Lord Fowler, the Speaker of the House of Lords, last year criticised Mr Bercow for failing to consult him over whether Mr Trump should speak to Parliament ahead of his 2018 visit. Barack Obama addressed Parliament during a state visit in 2011. Others who have
been given the honour include Ronald Reagan, Xi Jinping of China and Angela Merkel, the German chancellor.
A senior minister said last night: “It is staggeringly arrogant and inappropriate for the Speaker to assume the right of veto on this. His job is to be a referee, not a judge, and for him to impose his own opinions on the visit of a president is corrupting the role he holds … to deny [Mr Trump] a platform is an absolute abuse of the Speaker’s position.”
The Telegraph understands that Buckingham Palace and No 10 have pencilled in Mr Trump’s state visit for early June to enable him to combine it with a visit to Normandy to honour the 6,600 Americans who died on D-day.
Lord West of Spithead, a former First Sea Lord who served as security minister, said: “The US and Britain saved Europe from a very dark time in its history and without America we would not have beaten the Nazis. Americans gave their lives on D-day and beyond, and it would be disgraceful not to allow President Trump to speak. He is the elected US President, he is representing the US in that context, they are a key part of Nato and our most important ally.”

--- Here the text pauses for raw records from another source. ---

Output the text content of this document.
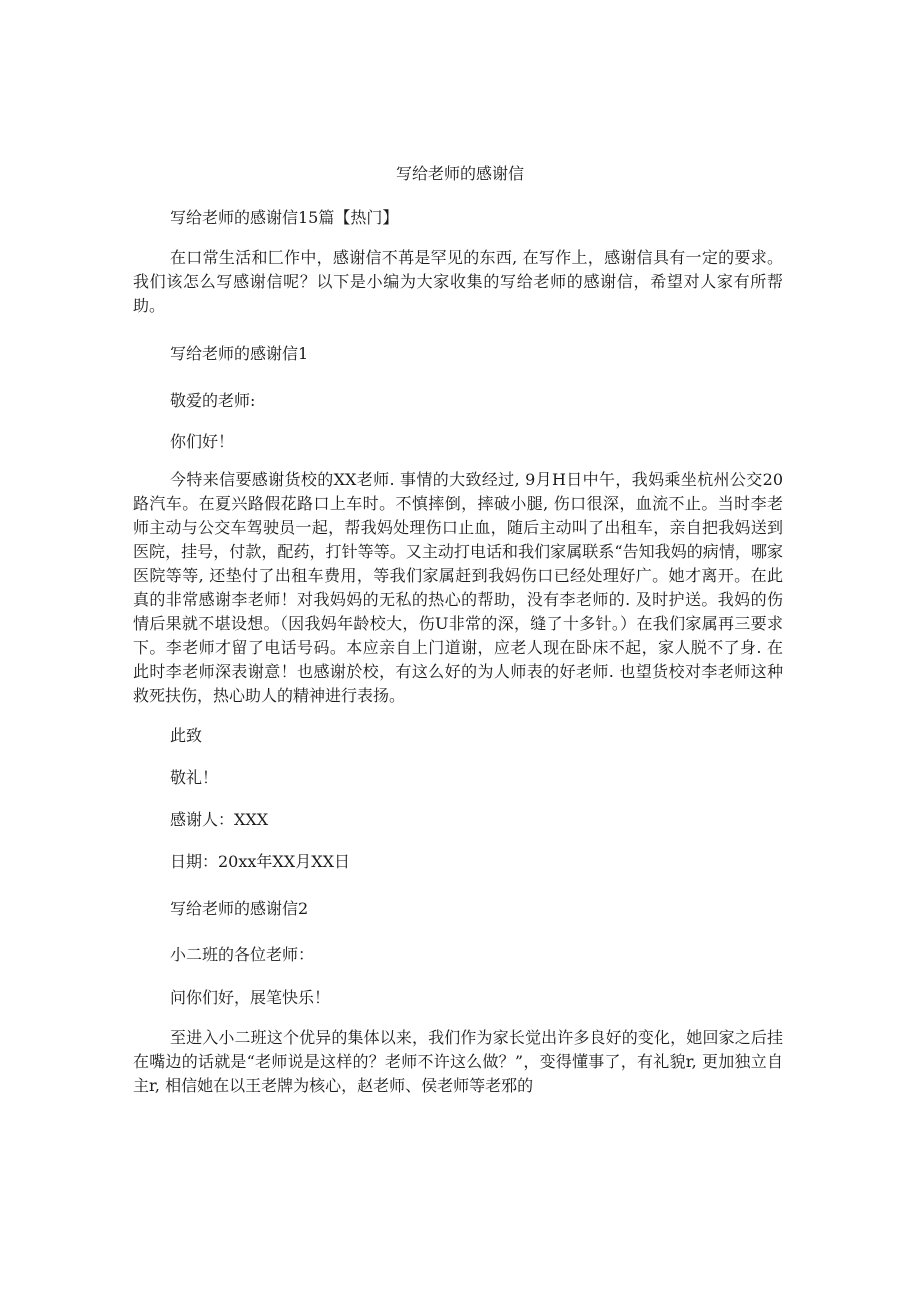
写给老师的感谢信
写给老师的感谢信15篇【热门】
在口常生活和匚作中，感谢信不苒是罕见的东西, 在写作上，感谢信具有一定的要求。我们该怎么写感谢信呢？以下是小编为大家收集的写给老师的感谢信，希望对人家有所帮助。
写给老师的感谢信1
敬爱的老师:
你们好！
今特来信要感谢货校的XX老师. 事情的大致经过, 9月H日中午，我妈乘坐杭州公交20路汽车。在夏兴路假花路口上车时。不慎摔倒，摔破小腿, 伤口很深，血流不止。当时李老师主动与公交车驾驶员一起，帮我妈处理伤口止血，随后主动叫了出租车，亲自把我妈送到医院，挂号，付款，配药，打针等等。又主动打电话和我们家属联系“告知我妈的病情，哪家医院等等, 还垫付了出租车费用，等我们家属赶到我妈伤口已经处理好广。她才离开。在此真的非常感谢李老师！对我妈妈的无私的热心的帮助，没有李老师的. 及时护送。我妈的伤情后果就不堪设想。（因我妈年龄校大，伤U非常的深，缝了十多针。）在我们家属再三要求下。李老师才留了电话号码。本应亲自上门道谢，应老人现在卧床不起，家人脱不了身. 在此时李老师深表谢意！也感谢於校，有这么好的为人师表的好老师. 也望货校对李老师这种救死扶伤，热心助人的精神进行表扬。
此致
敬礼！
感谢人：XXX
日期：20xx年XX月XX日
写给老师的感谢信2
小二班的各位老师：
问你们好，展笔快乐！
至进入小二班这个优异的集体以来，我们作为家长觉出许多良好的变化，她回家之后挂在嘴边的话就是“老师说是这样的？老师不许这么做？”，变得懂事了，有礼貌r, 更加独立自主r, 相信她在以王老牌为核心，赵老师、侯老师等老邪的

Mr Trump is expected to stay at Buckingham Palace and will be based mainly in London. A state visit would almost certainly include a banquet at the Palace but Mr Trump is not expected to take part in a carriage procession in The Mall with the Queen, as it is still considered a security risk. Mr Obama did not do so, although Vladimir Putin rode in an open-top carriage with the Queen in 2016. A spokesman said no date had yet been set for a state visit.